Salah satu yang menjadi prioritas adalah Puskesmas Mandrehe, Kabupaten Nias Barat, yang melayani sekitar 23 ribu penduduk dari 20 desa.
Hal itu disampaikan Gubernur Sumatera Utara, Muhammad Bobby Afif Nasution, usai meninjau Puskesmas Mandrehe, Kamis (16/7/2026).
Bobby mengatakan, peningkatan fasilitas puskesmas dilakukan berdasarkan usulan pemerintah kabupaten/kota dengan mempertimbangkan kebutuhan masyarakat di masing-masing daerah.
“Ada 20 puskesmas tahun ini akan kami perbaiki, tergantung usulan dari bupati/wali kota. Ini Pak Bupati Nias Barat mengusulkan di sini, mudah-mudahan bisa memenuhi kebutuhan masyarakat,” ujarnya.
Menurut Bobby, Puskesmas Mandrehe diprioritaskan karena memiliki posisi strategis dan menjadi pusat layanan kesehatan bagi masyarakat di 20 desa dengan jumlah penduduk sekitar 23 ribu jiwa. Sementara itu, akses menuju rumah sakit daerah berjarak sekitar 60 kilometer.
“Puskesmas ini letaknya dekat dengan masyarakat. Di sini ada 20 desa dengan sekitar 23 ribu penduduk, sedangkan jarak ke rumah sakit sekitar 60 kilometer,” katanya.
Bobby menjelaskan, pembangunan rumah sakit daerah oleh Presiden Prabowo di Kepulauan Nias menjadi bagian dari penguatan layanan kesehatan.

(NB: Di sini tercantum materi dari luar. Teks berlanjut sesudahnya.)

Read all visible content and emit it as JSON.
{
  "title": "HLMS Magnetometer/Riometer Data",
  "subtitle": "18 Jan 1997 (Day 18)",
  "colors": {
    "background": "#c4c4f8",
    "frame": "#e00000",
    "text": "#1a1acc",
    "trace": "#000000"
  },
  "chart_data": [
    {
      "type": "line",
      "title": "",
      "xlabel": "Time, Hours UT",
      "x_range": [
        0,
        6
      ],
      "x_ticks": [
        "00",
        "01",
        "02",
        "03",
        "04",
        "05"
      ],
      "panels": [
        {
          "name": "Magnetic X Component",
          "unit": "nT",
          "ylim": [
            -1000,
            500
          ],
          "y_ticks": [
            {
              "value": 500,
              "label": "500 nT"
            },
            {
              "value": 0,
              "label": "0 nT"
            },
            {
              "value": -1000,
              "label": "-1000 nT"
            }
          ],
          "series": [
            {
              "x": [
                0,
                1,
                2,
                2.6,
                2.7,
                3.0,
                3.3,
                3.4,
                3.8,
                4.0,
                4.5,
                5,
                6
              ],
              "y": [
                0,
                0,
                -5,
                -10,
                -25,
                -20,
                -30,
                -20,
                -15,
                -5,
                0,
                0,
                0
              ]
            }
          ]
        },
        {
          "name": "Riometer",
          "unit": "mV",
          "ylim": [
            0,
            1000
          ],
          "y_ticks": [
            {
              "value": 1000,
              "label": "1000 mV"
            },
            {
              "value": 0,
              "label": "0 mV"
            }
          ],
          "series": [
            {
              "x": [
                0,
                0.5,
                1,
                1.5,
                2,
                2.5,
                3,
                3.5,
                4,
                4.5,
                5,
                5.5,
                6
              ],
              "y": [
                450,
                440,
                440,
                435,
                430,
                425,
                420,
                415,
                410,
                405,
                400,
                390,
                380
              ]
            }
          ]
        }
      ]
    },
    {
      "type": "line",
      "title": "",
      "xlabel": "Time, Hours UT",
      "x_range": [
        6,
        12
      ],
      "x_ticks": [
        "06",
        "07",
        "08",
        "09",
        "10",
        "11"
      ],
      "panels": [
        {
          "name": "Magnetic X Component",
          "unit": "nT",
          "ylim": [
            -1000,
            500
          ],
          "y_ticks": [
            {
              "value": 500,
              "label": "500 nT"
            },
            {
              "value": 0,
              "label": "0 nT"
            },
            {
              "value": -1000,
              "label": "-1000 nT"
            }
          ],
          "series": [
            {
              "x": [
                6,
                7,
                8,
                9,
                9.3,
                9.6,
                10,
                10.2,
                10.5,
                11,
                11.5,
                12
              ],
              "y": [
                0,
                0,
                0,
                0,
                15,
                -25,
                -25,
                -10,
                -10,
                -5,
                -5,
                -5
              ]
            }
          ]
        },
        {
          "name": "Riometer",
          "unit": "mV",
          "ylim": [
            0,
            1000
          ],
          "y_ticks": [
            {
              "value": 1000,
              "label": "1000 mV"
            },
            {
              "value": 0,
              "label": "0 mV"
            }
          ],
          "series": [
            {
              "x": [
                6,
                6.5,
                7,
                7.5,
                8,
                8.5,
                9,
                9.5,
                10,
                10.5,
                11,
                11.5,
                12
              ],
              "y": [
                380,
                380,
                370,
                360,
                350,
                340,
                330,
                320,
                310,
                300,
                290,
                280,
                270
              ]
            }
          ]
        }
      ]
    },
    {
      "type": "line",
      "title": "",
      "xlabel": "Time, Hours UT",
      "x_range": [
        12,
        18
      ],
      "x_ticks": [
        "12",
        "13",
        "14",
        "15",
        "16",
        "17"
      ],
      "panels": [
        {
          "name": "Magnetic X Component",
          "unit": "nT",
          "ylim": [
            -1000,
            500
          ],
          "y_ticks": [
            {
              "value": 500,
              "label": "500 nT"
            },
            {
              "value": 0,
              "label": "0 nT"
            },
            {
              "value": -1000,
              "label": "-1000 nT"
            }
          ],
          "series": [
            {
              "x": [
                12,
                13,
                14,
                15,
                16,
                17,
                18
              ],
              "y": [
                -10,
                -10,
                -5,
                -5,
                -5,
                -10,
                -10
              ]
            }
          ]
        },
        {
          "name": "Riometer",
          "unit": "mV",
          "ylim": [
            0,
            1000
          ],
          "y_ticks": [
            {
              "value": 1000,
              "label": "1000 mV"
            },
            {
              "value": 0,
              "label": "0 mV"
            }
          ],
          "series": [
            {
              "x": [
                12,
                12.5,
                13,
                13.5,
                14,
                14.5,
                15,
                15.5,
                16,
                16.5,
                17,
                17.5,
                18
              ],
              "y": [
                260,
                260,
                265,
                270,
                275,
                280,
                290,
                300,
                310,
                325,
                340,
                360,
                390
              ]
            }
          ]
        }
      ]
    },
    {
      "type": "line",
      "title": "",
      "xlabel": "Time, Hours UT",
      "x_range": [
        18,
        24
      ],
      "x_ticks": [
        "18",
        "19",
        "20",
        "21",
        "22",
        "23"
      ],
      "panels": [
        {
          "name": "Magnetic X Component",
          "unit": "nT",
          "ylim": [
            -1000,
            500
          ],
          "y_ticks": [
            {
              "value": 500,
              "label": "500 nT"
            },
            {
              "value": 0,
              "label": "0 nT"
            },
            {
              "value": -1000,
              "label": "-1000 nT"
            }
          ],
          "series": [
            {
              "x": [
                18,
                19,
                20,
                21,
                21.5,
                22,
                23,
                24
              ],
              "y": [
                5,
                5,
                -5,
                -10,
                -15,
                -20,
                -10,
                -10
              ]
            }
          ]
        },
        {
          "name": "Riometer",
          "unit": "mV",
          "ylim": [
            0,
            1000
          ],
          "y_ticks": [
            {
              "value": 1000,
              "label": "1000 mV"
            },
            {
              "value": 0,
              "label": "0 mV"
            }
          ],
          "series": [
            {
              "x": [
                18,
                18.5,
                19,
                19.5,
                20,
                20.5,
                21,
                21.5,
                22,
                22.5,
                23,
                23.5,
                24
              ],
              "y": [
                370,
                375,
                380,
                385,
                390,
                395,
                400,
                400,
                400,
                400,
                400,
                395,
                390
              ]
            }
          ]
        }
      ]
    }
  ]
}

Pemprov Sumut kemudian melanjutkan upaya tersebut dengan meningkatkan kapasitas puskesmas agar masyarakat tidak selalu bergantung pada layanan rumah sakit, terutama mengingat kendala jarak dan akses.
“Kami menafsirkan program Presiden di bidang kesehatan dengan membenahi puskesmas-puskesmas, sehingga tidak semua masyarakat harus ke rumah sakit karena salah satu kendalanya adalah akses,” jelasnya.
Sebagai bagian dari peningkatan layanan, Puskesmas Mandrehe akan diubah menjadi puskesmas rawat inap dengan kapasitas 10 tempat tidur. Fasilitas persalinan, tenaga dokter, serta peralatan kesehatan juga akan dilengkapi.
“Saat ini hanya ada dua tempat tidur dan fasilitasnya masih sangat minim. Nantinya akan kami tingkatkan menjadi 10 tempat tidur, bisa melayani persalinan, serta diperkuat dengan tenaga dokter,” ungkap Bobby.